Et si l'avenir de la médecine régénérative se trouvait dans un poisson ? Mais pas n'importe lequel... Le Danio rerio, plus communément appelé poisson-zèbre, possède l'extraordinaire capacité de régénérer sa nageoire caudale (de la queue) lorsque celle-ci a été amputée. Ce phénomène est rendu possible par la formation d'un blastème, un groupe de cellules qui amorce et contrôle la régénération du tissu. Mieux les comprendre et décrypter leurs interactions, c'est ouvrir la voie à une meilleure compréhension de ce processus afin d'envisager, à terme, des recherches cliniques sur l'Homme.
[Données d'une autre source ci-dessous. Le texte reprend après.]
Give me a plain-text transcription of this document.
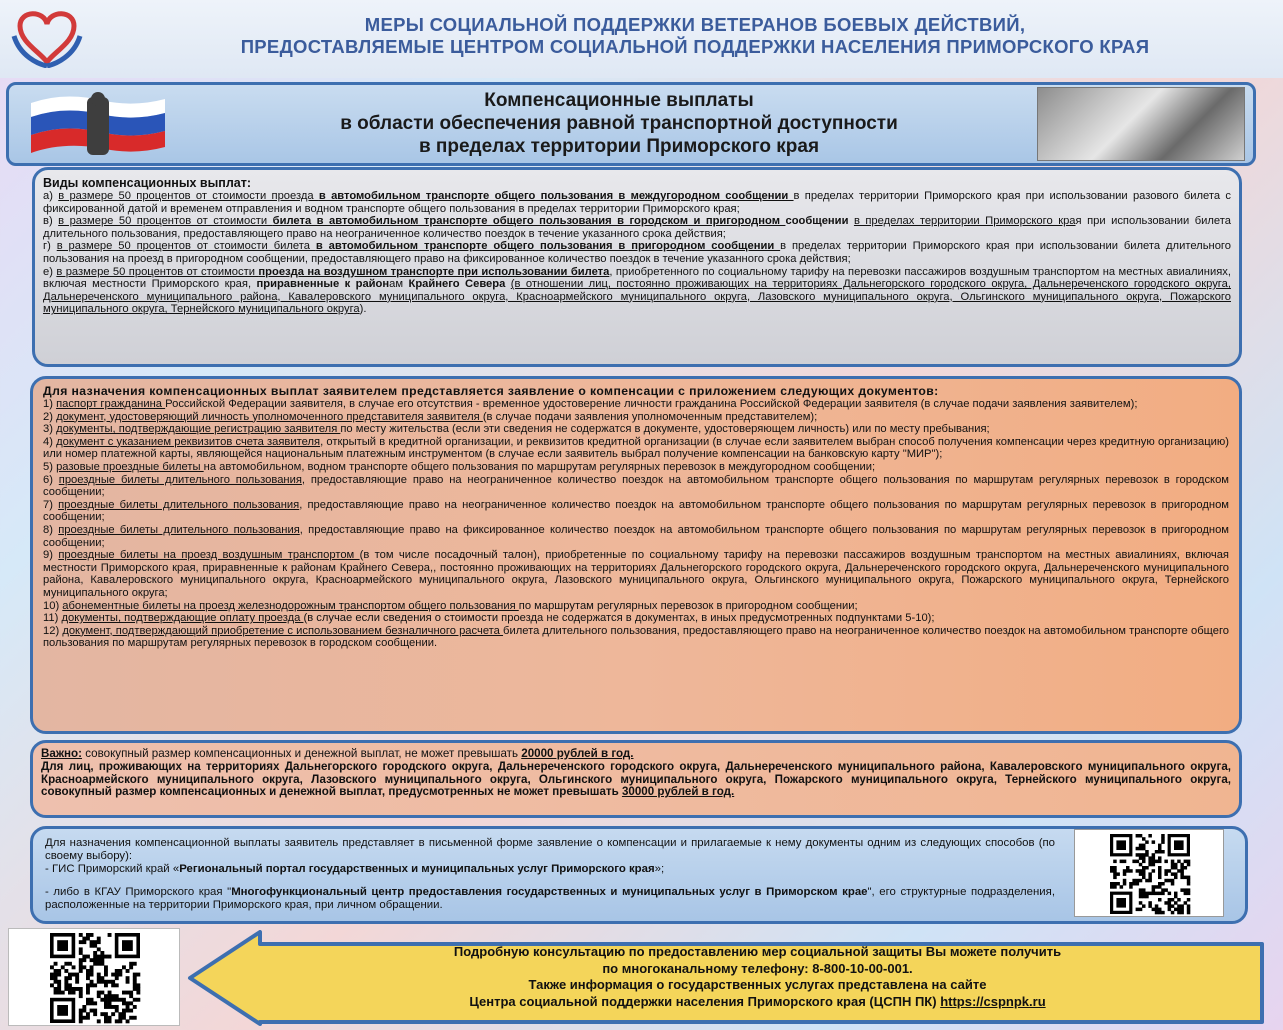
МЕРЫ СОЦИАЛЬНОЙ ПОДДЕРЖКИ ВЕТЕРАНОВ БОЕВЫХ ДЕЙСТВИЙ,
ПРЕДОСТАВЛЯЕМЫЕ ЦЕНТРОМ СОЦИАЛЬНОЙ ПОДДЕРЖКИ НАСЕЛЕНИЯ ПРИМОРСКОГО КРАЯ
Компенсационные выплаты
в области обеспечения равной транспортной доступности
в пределах территории Приморского края

Виды компенсационных выплат:

а) в размере 50 процентов от стоимости проезда в автомобильном транспорте общего пользования в междугородном сообщении в пределах территории Приморского края при использовании разового билета с фиксированной датой и временем отправления и водном транспорте общего пользования в пределах территории Приморского края;

в) в размере 50 процентов от стоимости билета в автомобильном транспорте общего пользования в городском и пригородном сообщении в пределах территории Приморского края при использовании билета длительного пользования, предоставляющего право на неограниченное количество поездок в течение указанного срока действия;

г) в размере 50 процентов от стоимости билета в автомобильном транспорте общего пользования в пригородном сообщении в пределах территории Приморского края при использовании билета длительного пользования на проезд в пригородном сообщении, предоставляющего право на фиксированное количество поездок в течение указанного срока действия;

е) в размере 50 процентов от стоимости проезда на воздушном транспорте при использовании билета, приобретенного по социальному тарифу на перевозки пассажиров воздушным транспортом на местных авиалиниях, включая местности Приморского края, приравненные к районам Крайнего Севера (в отношении лиц, постоянно проживающих на территориях Дальнегорского городского округа, Дальнереченского городского округа, Дальнереченского муниципального района, Кавалеровского муниципального округа, Красноармейского муниципального округа, Лазовского муниципального округа, Ольгинского муниципального округа, Пожарского муниципального округа, Тернейского муниципального округа).

Для назначения компенсационных выплат заявителем представляется заявление о компенсации с приложением следующих документов:

1) паспорт гражданина Российской Федерации заявителя, в случае его отсутствия - временное удостоверение личности гражданина Российской Федерации заявителя (в случае подачи заявления заявителем);

2) документ, удостоверяющий личность уполномоченного представителя заявителя (в случае подачи заявления уполномоченным представителем);

3) документы, подтверждающие регистрацию заявителя по месту жительства (если эти сведения не содержатся в документе, удостоверяющем личность) или по месту пребывания;

4) документ с указанием реквизитов счета заявителя, открытый в кредитной организации, и реквизитов кредитной организации (в случае если заявителем выбран способ получения компенсации через кредитную организацию) или номер платежной карты, являющейся национальным платежным инструментом (в случае если заявитель выбрал получение компенсации на банковскую карту "МИР");

5) разовые проездные билеты на автомобильном, водном транспорте общего пользования по маршрутам регулярных перевозок в междугородном сообщении;

6) проездные билеты длительного пользования, предоставляющие право на неограниченное количество поездок на автомобильном транспорте общего пользования по маршрутам регулярных перевозок в городском сообщении;

7) проездные билеты длительного пользования, предоставляющие право на неограниченное количество поездок на автомобильном транспорте общего пользования по маршрутам регулярных перевозок в пригородном сообщении;

8) проездные билеты длительного пользования, предоставляющие право на фиксированное количество поездок на автомобильном транспорте общего пользования по маршрутам регулярных перевозок в пригородном сообщении;

9) проездные билеты на проезд воздушным транспортом (в том числе посадочный талон), приобретенные по социальному тарифу на перевозки пассажиров воздушным транспортом на местных авиалиниях, включая местности Приморского края, приравненные к районам Крайнего Севера,, постоянно проживающих на территориях Дальнегорского городского округа, Дальнереченского городского округа, Дальнереченского муниципального района, Кавалеровского муниципального округа, Красноармейского муниципального округа, Лазовского муниципального округа, Ольгинского муниципального округа, Пожарского муниципального округа, Тернейского муниципального округа;

10) абонементные билеты на проезд железнодорожным транспортом общего пользования по маршрутам регулярных перевозок в пригородном сообщении;

11) документы, подтверждающие оплату проезда (в случае если сведения о стоимости проезда не содержатся в документах, в иных предусмотренных подпунктами 5-10);

12) документ, подтверждающий приобретение с использованием безналичного расчета билета длительного пользования, предоставляющего право на неограниченное количество поездок на автомобильном транспорте общего пользования по маршрутам регулярных перевозок в городском сообщении.

Важно: совокупный размер компенсационных и денежной выплат, не может превышать 20000 рублей в год.

Для лиц, проживающих на территориях Дальнегорского городского округа, Дальнереченского городского округа, Дальнереченского муниципального района, Кавалеровского муниципального округа, Красноармейского муниципального округа, Лазовского муниципального округа, Ольгинского муниципального округа, Пожарского муниципального округа, Тернейского муниципального округа, совокупный размер компенсационных и денежной выплат, предусмотренных не может превышать 30000 рублей в год.

Для назначения компенсационной выплаты заявитель представляет в письменной форме заявление о компенсации и прилагаемые к нему документы одним из следующих способов (по своему выбору):

- ГИС Приморский край «Региональный портал государственных и муниципальных услуг Приморского края»;

- либо в КГАУ Приморского края "Многофункциональный центр предоставления государственных и муниципальных услуг в Приморском крае", его структурные подразделения, расположенные на территории Приморского края, при личном обращении.

Подробную консультацию по предоставлению мер социальной защиты Вы можете получить
по многоканальному телефону: 8-800-10-00-001.
Также информация о государственных услугах представлена на сайте
Центра социальной поддержки населения Приморского края (ЦСПН ПК) https://cspnpk.ru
C'est à cette tâche passionnante que se sont attelés des scientifiques de l'Inserm et de l'Université de Montpellier. Ils publient les conclusions de leur étude (en lien ci-dessous), le 3 novembre 2021, dans la revue scientifique Nature communications.
Un modèle d'étude
Couramment étudié dans les laboratoires de recherche depuis les années 1990, le poisson-zèbre possède deux qualités qui font de lui un « organisme modèle » : la transparence de l'embryon et son développement externe, plus facile à observer que celui des mammifères. Par ailleurs, 70 % des gènes présents chez l'Homme trouvent un équivalent chez cette espèce tropicale. Différence majeure ? Au stade larvaire, le blastème assure la régénération de la nageoire sectionnée en seulement trois jours.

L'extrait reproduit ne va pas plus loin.